Glitterbomb, like most things in Cambridge, was also educational. It was where I saw live drag for the first time, got too many Drag Race songs stuck in my head, and learnt the dance to Saturday Night through copying everyone else, every Tuesday night. I got sucked into the niche culture created by the Cambridge queer bubble, and found a safe space to call my own. I had my first kiss (the one that counted) here. I don’t think my Fresher self would have ever envisioned turning into the glitter-clad attention seeker dancing in the centre of a crowd in light up trainers, but I think I love this version of myself more than I ever did in my life: I am an unapolegetically confident lesbian who finally loves herself and lets herself be loved.

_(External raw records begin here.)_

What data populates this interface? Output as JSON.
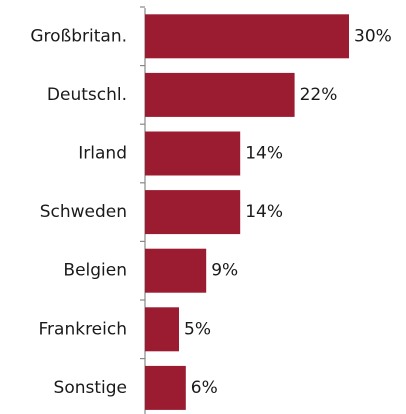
{
  "chart_data": {
    "type": "bar",
    "orientation": "horizontal",
    "categories": [
      "Großbritan.",
      "Deutschl.",
      "Irland",
      "Schweden",
      "Belgien",
      "Frankreich",
      "Sonstige"
    ],
    "values": [
      30,
      22,
      14,
      14,
      9,
      5,
      6
    ],
    "value_labels": [
      "30%",
      "22%",
      "14%",
      "14%",
      "9%",
      "5%",
      "6%"
    ],
    "color": "#9b1c31"
  }
}
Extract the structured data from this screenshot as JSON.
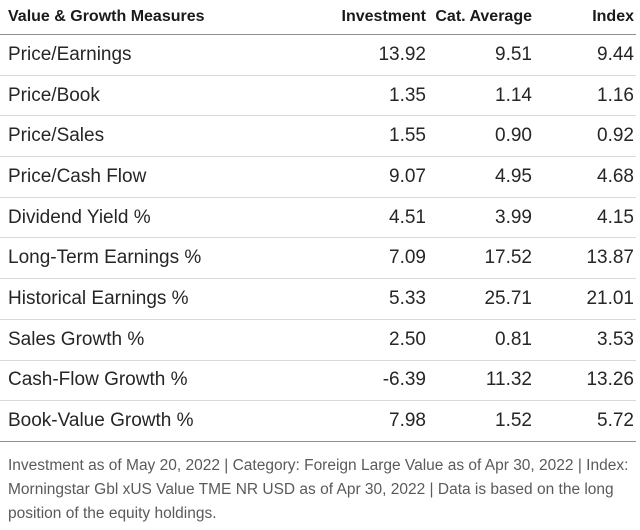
{
  "table": {
    "headers": {
      "measure": "Value & Growth Measures",
      "investment": "Investment",
      "category_average": "Cat. Average",
      "index": "Index"
    },
    "rows": [
      {
        "measure": "Price/Earnings",
        "investment": "13.92",
        "category_average": "9.51",
        "index": "9.44"
      },
      {
        "measure": "Price/Book",
        "investment": "1.35",
        "category_average": "1.14",
        "index": "1.16"
      },
      {
        "measure": "Price/Sales",
        "investment": "1.55",
        "category_average": "0.90",
        "index": "0.92"
      },
      {
        "measure": "Price/Cash Flow",
        "investment": "9.07",
        "category_average": "4.95",
        "index": "4.68"
      },
      {
        "measure": "Dividend Yield %",
        "investment": "4.51",
        "category_average": "3.99",
        "index": "4.15"
      },
      {
        "measure": "Long-Term Earnings %",
        "investment": "7.09",
        "category_average": "17.52",
        "index": "13.87"
      },
      {
        "measure": "Historical Earnings %",
        "investment": "5.33",
        "category_average": "25.71",
        "index": "21.01"
      },
      {
        "measure": "Sales Growth %",
        "investment": "2.50",
        "category_average": "0.81",
        "index": "3.53"
      },
      {
        "measure": "Cash-Flow Growth %",
        "investment": "-6.39",
        "category_average": "11.32",
        "index": "13.26"
      },
      {
        "measure": "Book-Value Growth %",
        "investment": "7.98",
        "category_average": "1.52",
        "index": "5.72"
      }
    ]
  },
  "footnote": "Investment as of May 20, 2022 | Category: Foreign Large Value as of Apr 30, 2022 | Index: Morningstar Gbl xUS Value TME NR USD as of Apr 30, 2022 | Data is based on the long position of the equity holdings."
}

My last Tuesday night in Cambridge, shortly before we went into lockdown, I invited the few remaining friends in college to my room to finish all the alcohol everyone had left behind. It was quiet and fun – I put on ABBA and other Glitterbomb favourites, and we had a cozy chat. As I laid in bed at 11 pm, it sunk in that I would probably never go to Glitterbomb ever again. Despite still being in Cambridge physically, I found myself mourning Glitterbomb, and its ever predictable set list, the light up dancefloor, the gender neutral toilets with great lighting where friends of all genders can take cute photos.


Mountain View

Finding solidarity in a space that wasn’t designed for me

I didn’t know that my last Glitterbomb would be my last, and I never got to say a proper goodbye to many of my Cambridge LGBTQ+ friends before leaving. I’m lucky enough to have survived a mediocre coming out to some of my family, but I can’t help but think of my friends: those who have returned to even less-ideal homes, or countries where homosexuality is illegal.

Part of me is also filled with an anxiety that, now out of Cambridge, my pre-university persona will return. I’m not ready to leave the new, more fabulous version of myself behind – but I’m also not ready to take her beyond Cambridge. Where do I go from here in a life without weekly Glitterbombs?